Priest at Belfast school quizzed pupils about sex - report criticises child protection failings

By Allan Preston

A west Belfast school has been criticised for multiple weaknesses in its child protection measures after three pupils complained when a priest invited to the school asked them sexual questions in confession.

An independent review - ordered by De La Salle College's Board of Governors in January - detailed several flaws in how the school dealt with the childrens' complaints.

This included delays in reporting complaints to police, poor record keeping, and a lack of understanding of child protection issues.

The report centres on a visit by a Dublin priest to De La Salle College during May 2013, and of alleged inappropriate sexual conversations with three children.

The pupils complained separately to school authorities in June 2013, September 2014 and March 2015.

The PSNI previously confirmed the first complaint was dealt with in June 2013, but the remaining reports were not received until December 2014 and July 2016.

The review details that in May 2013, a session of confessions was held in the college over a number of days for some 160-180 pupils in years 10 and 11.

On June 14, 2013, a pupil told a teacher about his experience.

"He was asked if he masturbated, viewed pornography and how often," the report said.

"The teacher was concerned at this and made a child protection referral to the designated teacher."

A week later on June 21, an anonymous phone call was made to a Diocesan Safeguarding Office about the priest.

The office informed the school and referred the matter to the PSNI.

Two further referrals were made by teachers after pupils complained.

A long delay followed and the PSNI were not informed until November 2014 and March 2015.

Ultimately, as none of the pupils' parents wished to make a complaint, the PSNI did not investigate.

The report explained that the questions asked by the priest related to issues raised by pupils in class before the confessions.

The priest had been briefed about this and "this appears to be the rationale behind the questioning, however ill-advised and inappropriate".

The review team said that if the priest's questioning had been brought to the attention of Child Protection Service for Schools or social services, the advice would have been that it did not reach the threshold for a referral and should have been dealt with by the priest's parent organisation.

"The relevant church authority was advised of the concerns about the questioning and it did take action," the report said.

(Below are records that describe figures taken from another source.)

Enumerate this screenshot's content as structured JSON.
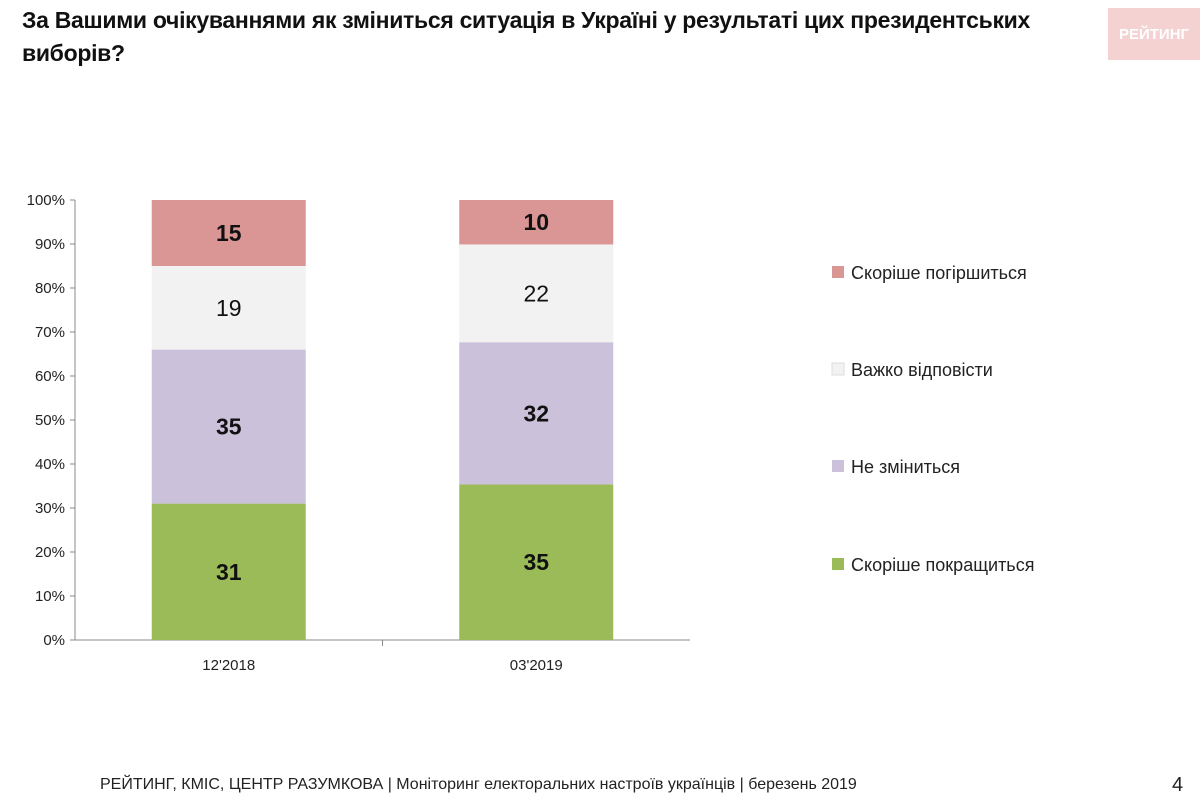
{
  "title": "За Вашими очікуваннями як зміниться ситуація в Україні у результаті цих президентських виборів?",
  "logo": "РЕЙТИНГ",
  "footer": {
    "sources": "РЕЙТИНГ, КМІС, ЦЕНТР РАЗУМКОВА",
    "sep": "|",
    "project": "Моніторинг електоральних настроїв українців",
    "date": "березень 2019",
    "page": "4"
  },
  "chart_data": {
    "type": "bar",
    "stacked": true,
    "percent_stacked": true,
    "categories": [
      "12'2018",
      "03'2019"
    ],
    "series": [
      {
        "name": "Скоріше покращиться",
        "values": [
          31,
          35
        ],
        "color": "#9bbb59"
      },
      {
        "name": "Не зміниться",
        "values": [
          35,
          32
        ],
        "color": "#ccc1da"
      },
      {
        "name": "Важко відповісти",
        "values": [
          19,
          22
        ],
        "color": "#f2f2f2"
      },
      {
        "name": "Скоріше погіршиться",
        "values": [
          15,
          10
        ],
        "color": "#d99694"
      }
    ],
    "yticks": [
      "0%",
      "10%",
      "20%",
      "30%",
      "40%",
      "50%",
      "60%",
      "70%",
      "80%",
      "90%",
      "100%"
    ],
    "ylim": [
      0,
      100
    ],
    "legend": "right",
    "grid": false
  }
}
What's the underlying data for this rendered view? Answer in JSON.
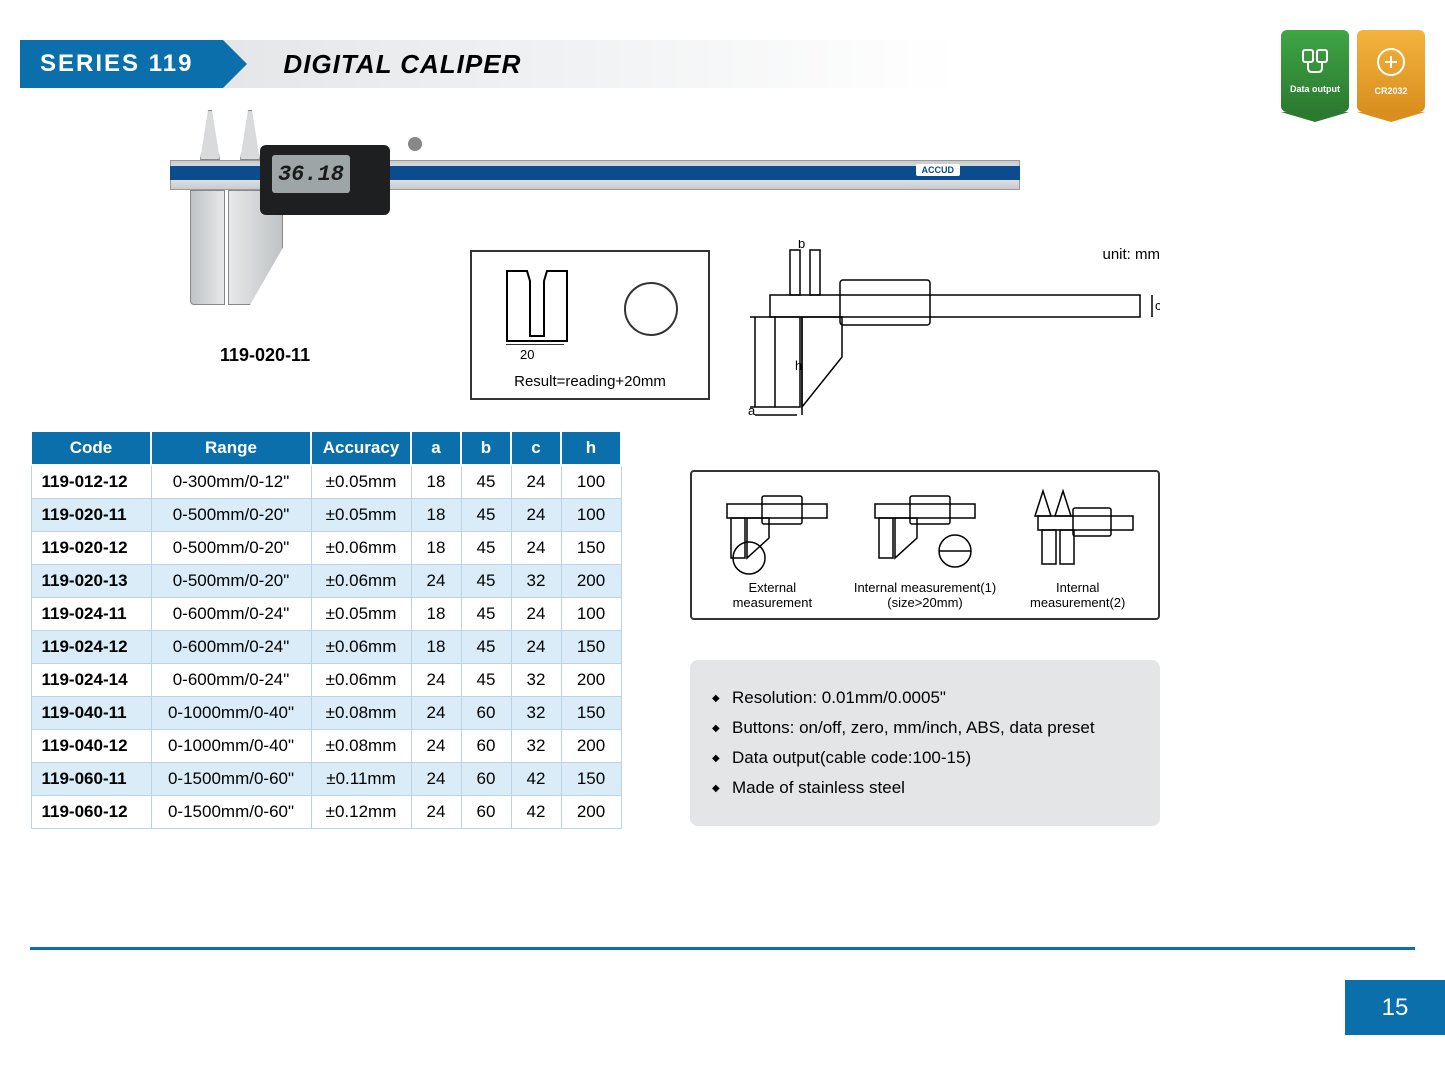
{
  "header": {
    "series": "SERIES 119",
    "title": "DIGITAL CALIPER"
  },
  "badges": {
    "data_output": "Data output",
    "battery": "CR2032"
  },
  "product": {
    "lcd_reading": "36.18",
    "caption": "119-020-11",
    "brand": "ACCUD"
  },
  "result_diagram": {
    "dimension": "20",
    "caption": "Result=reading+20mm"
  },
  "schematic": {
    "unit_label": "unit: mm",
    "labels": {
      "a": "a",
      "b": "b",
      "c": "c",
      "h": "h"
    }
  },
  "spec_table": {
    "columns": [
      "Code",
      "Range",
      "Accuracy",
      "a",
      "b",
      "c",
      "h"
    ],
    "rows": [
      [
        "119-012-12",
        "0-300mm/0-12\"",
        "±0.05mm",
        "18",
        "45",
        "24",
        "100"
      ],
      [
        "119-020-11",
        "0-500mm/0-20\"",
        "±0.05mm",
        "18",
        "45",
        "24",
        "100"
      ],
      [
        "119-020-12",
        "0-500mm/0-20\"",
        "±0.06mm",
        "18",
        "45",
        "24",
        "150"
      ],
      [
        "119-020-13",
        "0-500mm/0-20\"",
        "±0.06mm",
        "24",
        "45",
        "32",
        "200"
      ],
      [
        "119-024-11",
        "0-600mm/0-24\"",
        "±0.05mm",
        "18",
        "45",
        "24",
        "100"
      ],
      [
        "119-024-12",
        "0-600mm/0-24\"",
        "±0.06mm",
        "18",
        "45",
        "24",
        "150"
      ],
      [
        "119-024-14",
        "0-600mm/0-24\"",
        "±0.06mm",
        "24",
        "45",
        "32",
        "200"
      ],
      [
        "119-040-11",
        "0-1000mm/0-40\"",
        "±0.08mm",
        "24",
        "60",
        "32",
        "150"
      ],
      [
        "119-040-12",
        "0-1000mm/0-40\"",
        "±0.08mm",
        "24",
        "60",
        "32",
        "200"
      ],
      [
        "119-060-11",
        "0-1500mm/0-60\"",
        "±0.11mm",
        "24",
        "60",
        "42",
        "150"
      ],
      [
        "119-060-12",
        "0-1500mm/0-60\"",
        "±0.12mm",
        "24",
        "60",
        "42",
        "200"
      ]
    ],
    "header_bg": "#0b6fab",
    "row_alt_bg": "#d9ecf7",
    "border_color": "#bcd3e6"
  },
  "measurement_types": {
    "items": [
      {
        "label_l1": "External",
        "label_l2": "measurement"
      },
      {
        "label_l1": "Internal measurement(1)",
        "label_l2": "(size>20mm)"
      },
      {
        "label_l1": "Internal",
        "label_l2": "measurement(2)"
      }
    ]
  },
  "features": {
    "items": [
      "Resolution: 0.01mm/0.0005\"",
      "Buttons: on/off, zero, mm/inch,  ABS, data preset",
      "Data output(cable code:100-15)",
      "Made of stainless steel"
    ],
    "bg": "#e3e5e7"
  },
  "page_number": "15",
  "colors": {
    "brand_blue": "#0b6fab",
    "dark_blue": "#0b4b8f",
    "badge_green": "#3fa545",
    "badge_orange": "#f4b33f",
    "steel": "#d8dadc"
  }
}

Serious problems with child protection in De La Salle were identified such as poor record keeping, a lack of cooperation between the safeguarding team and "the absence of a shared understanding on key aspects of child protection, such as, what constitutes child abuse".

Only the final complaint made in March 2015 had sufficient evidence for a full analysis by the review team.

"This case demonstrated good practice after a delay which exposed many system weaknesses," the report said.

The review team acknowledged that the "college staff has engaged in considerable efforts to rectify the deficiencies".

This includes a detailed Action Plan for 2017, although the report warned that constant staff changes and absence means there is "major concern" over the plan's long-term sustainability.

It adds: "This pattern must change if team members are to develop the appropriate competence in child protection matters that inspires confidence in members of the school community and ensures the best possible outcomes for pupils."

In an open letter to parents, De La Salle Board of Governors chair Monica Culbert welcomed the report and was "wholly committed" to implementing the report's recommendations.

She added the governors were very grateful to the review team for its "conscientious and sensitive manner".